The Great Emoticon Debate Rages On ;-)S

Writes Salon's Mary Elizabeth Williams, "Smart people, nay, brilliant ones use emoticons. Articulate, bright, funny people. Yet when I see a smiley, my first thought is, 'What are you, 12 years old?'" :-<

I feel her. I used to hate emoticons myself, and they ranked fairly high on a long, obnoxious and completely hypothetical list of things I considered romantic dealbreakers, somwhere between an inability to catch car keys and enthusiasm for Eric LInklater. (Reality has forced wisdom, humble pie, and a collection of heist DVDs on me.) Along with e.e. cummings punctuation, it was the sort of thing which some modern U (as opposed to Non-) Did Not Do.
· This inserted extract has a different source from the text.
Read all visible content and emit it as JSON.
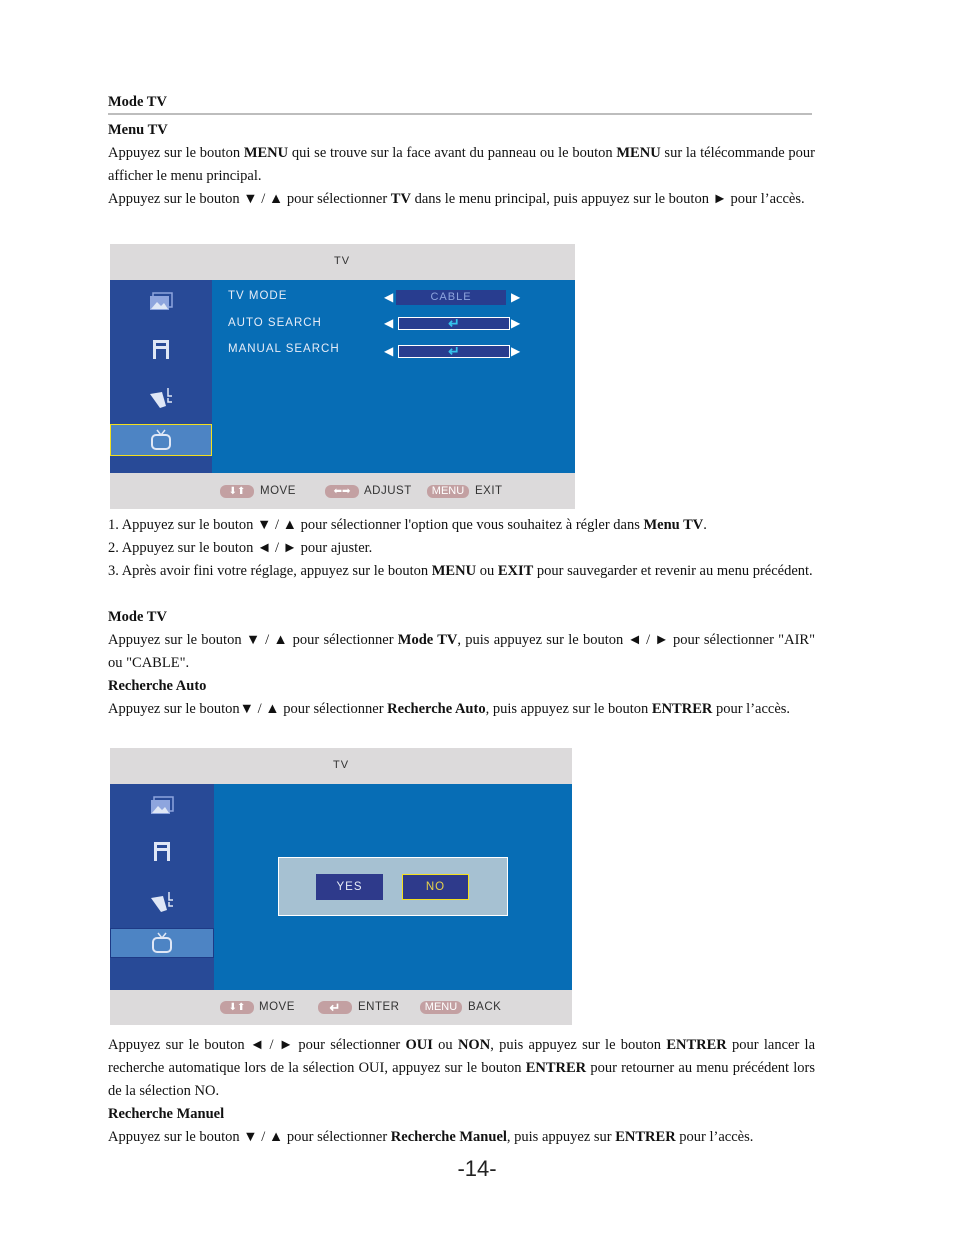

And then I got a job on a blog. And in our particular bit of the blogosphere, we communicate almost exclusively via IM. Since we're always on deadline, these communiques are generally terse, even curt. And I soon learned the value of the emoticon: a handy shorthand for softening a brusque one-liner, indicating sarcasm, and, occasionally, injecting completely inappropriate whimsy into an otherwise grim day. Whereas a text can be succinct - we're paying for them, and typing them out is a pain - these indicators are often necessary in other media where the implication might otherwise be, "it's not me, it's you." (Indeed, so precious is our time that we never use that archaic bit of iconography, the em-dash "nose.")

Says Williams,

What is it about the emoticon that fills me with such loathing? Maybe it's the wastefulness of the enterprise, the redundancy of it, the implied lack of confidence in the writer's ability to communicate, or mine to comprehend. If you say, "I'm looking forward to seeing you tonight," I think you're looking forward to seeing me. If you say, "I'm looking forward to seeing you tonight. :-)," I think you're not sure I understand the extent of sentiment in that seven-word message. And if you write, "I'm looking forward to seeing you tonight ;-)," I think your assumption of getting laid this evening may have been a bit premature, Winky.

But, see, nowadays I'd look at that first unadorned statement and it looks, without benefit of so much as a gratuitous exclamation mark, both naked and aloof. Email is, in a way, a cold medium: anyone who's worked in an office has probably trebled his use of excited punctuation, to sweeten requests and imply enthusiasm. And emoticons are just the next step. I wonder if this is what the emoticon's creator had in mind in the early days of computer profileration. And, yes, there was a creator, as Williams tells us.

That man was Scott Fahlman. On Sept. 19, 1982, the Carnegie Mellon computer scientist sent out a message with the subject head ":-)." It was intended to clarify communication on a message board at the university, and it read, "I propose the following character sequence for joke markers: :-). Read it sideways. Actually, it is probably more economical to mark things that are NOT jokes, given current trends. For this, use :-(." The genie was out of the ASCII bottle.

The crying face, the animatronic gif steaming with rage, the bashful, blushing neo-Pac Man were inevitable outgrowths. Of course, in one regard Williams' rant is inarguable:

Of all the crimes perpetuated by the emoticon, surely the most grievous is its role in the passive-aggressive insult. There's at least an honesty to a plain old sarcastic, snotty comment. A group e-mail or Facebook comment to the effect of "Nice dress – I didn't know there was a hooker convention in town. ;-)" or "I guess I'll do all the cooking again like I always do! :-)" is just bullshit. And sarcasm with a wink isn't sarcasm. More than a quarter-century into Internet culture, we can safely say the emoticon has not eradicated flaming or general online assholery. It' s just another useful tool.

But by the same token, I'm guessing the assholery would exist in the absence of the emoticon. The problem, after all, is the brain, not - wait for it! - the smiley face.